Moody's Investors Service slashed Ireland's credit rating by five notches to Baa1 with a negative outlook from Aa2 on Friday and warned further downgrades could follow if Ireland was unable to stabilise its debt situation.
Ireland's debt levels have quadrupled since late 2007 on the back of a banking sector meltdown, and it needs solid economic growth to ensure it can meet repayments and fiscal targets set down in the 85 billion euros EU/IMF bailout agreed last month.
Moody's downgrade followed Fitch's move last week to become the first ratings agency to strip Ireland of its 'A' credit status, cutting it by three notches to BBB+ following the debt-stricken government's request for an EU/IMF bailout.
S&P is the only ratings agency that still has Ireland in the top band but that may not last long as it has its A rating on review for a possible downgrade.
"While a downgrade had been anticipated, the severity of the downgrade is surprising.

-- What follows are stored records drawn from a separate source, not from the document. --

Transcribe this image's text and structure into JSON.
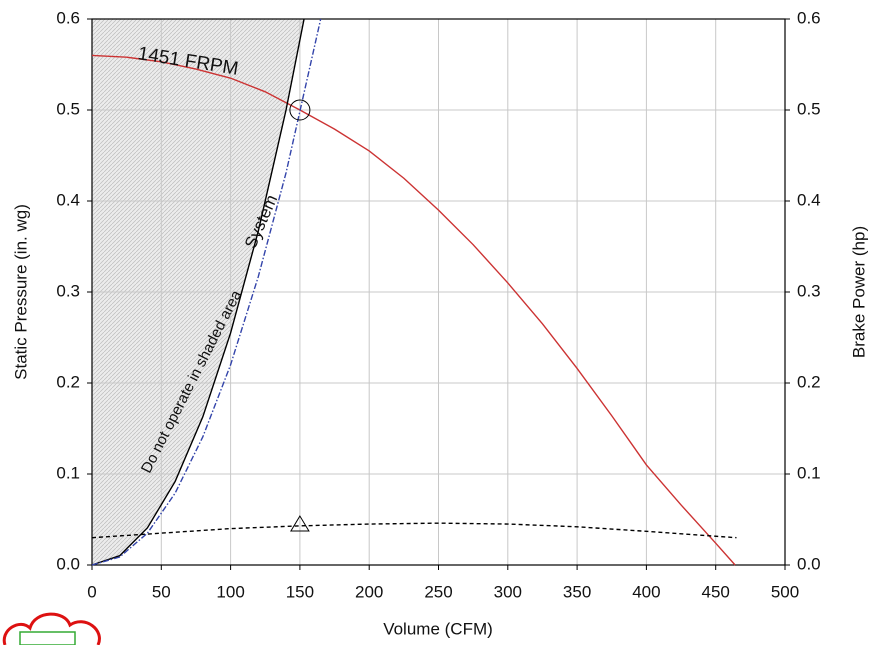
{
  "chart_data": {
    "type": "line",
    "xlabel": "Volume (CFM)",
    "ylabel": "Static Pressure (in. wg)",
    "y2label": "Brake Power (hp)",
    "xlim": [
      0,
      500
    ],
    "xticks": [
      0,
      50,
      100,
      150,
      200,
      250,
      300,
      350,
      400,
      450,
      500
    ],
    "ylim": [
      0,
      0.6
    ],
    "yticks": [
      {
        "value": 0,
        "label": "0.0"
      },
      0.1,
      0.2,
      0.3,
      0.4,
      0.5,
      0.6
    ],
    "y2lim": [
      0,
      0.6
    ],
    "y2ticks": [
      {
        "value": 0,
        "label": "0.0"
      },
      0.1,
      0.2,
      0.3,
      0.4,
      0.5,
      0.6
    ],
    "grid": true,
    "shade": true,
    "series": [
      {
        "name": "1451 FRPM",
        "color": "#cc3333",
        "style": "solid",
        "x": [
          0,
          25,
          50,
          75,
          100,
          125,
          150,
          175,
          200,
          225,
          250,
          275,
          300,
          325,
          350,
          375,
          400,
          425,
          450,
          464
        ],
        "values": [
          0.56,
          0.558,
          0.553,
          0.545,
          0.535,
          0.52,
          0.5,
          0.479,
          0.455,
          0.425,
          0.39,
          0.352,
          0.31,
          0.265,
          0.216,
          0.164,
          0.11,
          0.066,
          0.024,
          0
        ]
      },
      {
        "name": "System",
        "color": "#000000",
        "style": "solid",
        "x": [
          0,
          20,
          40,
          60,
          80,
          100,
          120,
          140,
          153
        ],
        "values": [
          0,
          0.0102,
          0.0408,
          0.0918,
          0.163,
          0.255,
          0.367,
          0.5,
          0.6
        ]
      },
      {
        "color": "#3344aa",
        "style": "dashdot",
        "x": [
          0,
          20,
          40,
          60,
          80,
          100,
          120,
          140,
          165
        ],
        "values": [
          0,
          0.0088,
          0.035,
          0.079,
          0.141,
          0.22,
          0.317,
          0.431,
          0.6
        ]
      },
      {
        "color": "#000000",
        "style": "dashed",
        "axis": "y2",
        "x": [
          0,
          50,
          100,
          150,
          200,
          250,
          300,
          350,
          400,
          465
        ],
        "values": [
          0.03,
          0.035,
          0.04,
          0.043,
          0.045,
          0.046,
          0.045,
          0.042,
          0.037,
          0.03
        ]
      }
    ],
    "markers": [
      {
        "shape": "circle",
        "x": 150,
        "y": 0.5
      },
      {
        "shape": "triangle",
        "x": 150,
        "y": 0.045,
        "axis": "y2"
      }
    ],
    "annotations": [
      {
        "text": "Do not operate in shaded area"
      }
    ]
  }
}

Ireland is now two notches above junk status," Dublin-based Glas Securities said in a note.
The move pushed Irish 10-year government bond yields 7.5 basis points higher to 8.522 %, and the yield spread over German Bunds rose about 10 bps wider on the day to 551 bps.
The Portuguese/German spread also widened about nine basis points to 364 bps while the Swiss franc climbed to an all-time high against the euro after the downgrade renewed pressure on the single currency.

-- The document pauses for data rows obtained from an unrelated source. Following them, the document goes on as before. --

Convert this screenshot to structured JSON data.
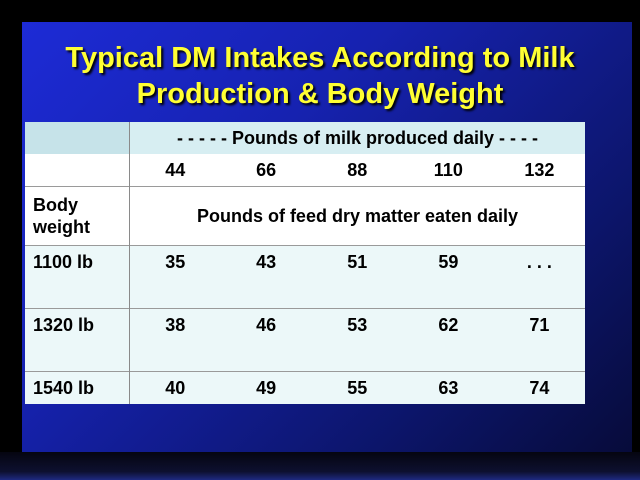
{
  "slide": {
    "title_line1": "Typical DM Intakes According to Milk",
    "title_line2": "Production & Body Weight"
  },
  "table": {
    "milk_header": "- - - - - Pounds  of milk produced daily - - - -",
    "milk_values": [
      "44",
      "66",
      "88",
      "110",
      "132"
    ],
    "row_label_header": "Body weight",
    "feed_description": "Pounds  of feed dry matter eaten daily",
    "rows": [
      {
        "weight": "1100 lb",
        "values": [
          "35",
          "43",
          "51",
          "59",
          ". . ."
        ]
      },
      {
        "weight": "1320 lb",
        "values": [
          "38",
          "46",
          "53",
          "62",
          "71"
        ]
      },
      {
        "weight": "1540 lb",
        "values": [
          "40",
          "49",
          "55",
          "63",
          "74"
        ]
      }
    ]
  },
  "colors": {
    "background_blue": "#1d2bd6",
    "title_yellow": "#ffff33",
    "header_row": "#d7eef2",
    "data_row": "#ecf8f9"
  }
}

While a pre-Christmas market lull may have led to a temporary truce in the onslaught against peripheral euro zone debt, ratings agencies have been busy flagging up the fact that risks are undiminished.
Just prior to its downgrade of Ireland, Moody's said late on Thursday that it had put Greece's Ba1 rating on review for a possible downgrade, citing uncertainty over the country's ability to cut debt to sustainable levels.
Moody's put Spain's debt on review for a possible downgrade on Wednesday, highlighting concerns over a funding crunch next year, although it said it did not expect Madrid to have to resort to a bailout as Greece and Ireland have.
And Standard & Poor's said this week it may cut Belgium's debt rating if the country's inability to form a government threatened deficit- and debt-reduction goals.
Moody's said the crystallization of bank related contingent liabilities, increased uncertainty regarding the country's economic outlook and decline in the government's financial strength were the key drivers of the action.
While Ireland avoided slipping back into recession in the third quarter -- posting gross domestic product growth of 0.5 % -- the modest upturn underlined the huge challenge ahead in tackling its financial crisis.
Moody's said Ireland's uncertain economic prospects were amplified by its required four-year, 15 billion euro budget-cutting plan, which it said is likely to weigh on domestic demand and further drag on the country's recovery prospects.
"Should Ireland's adjustment capacity prove to be insufficient to stabilize debt metrics in the foreseeable future, a further rating downgrade would follow," Moody' said.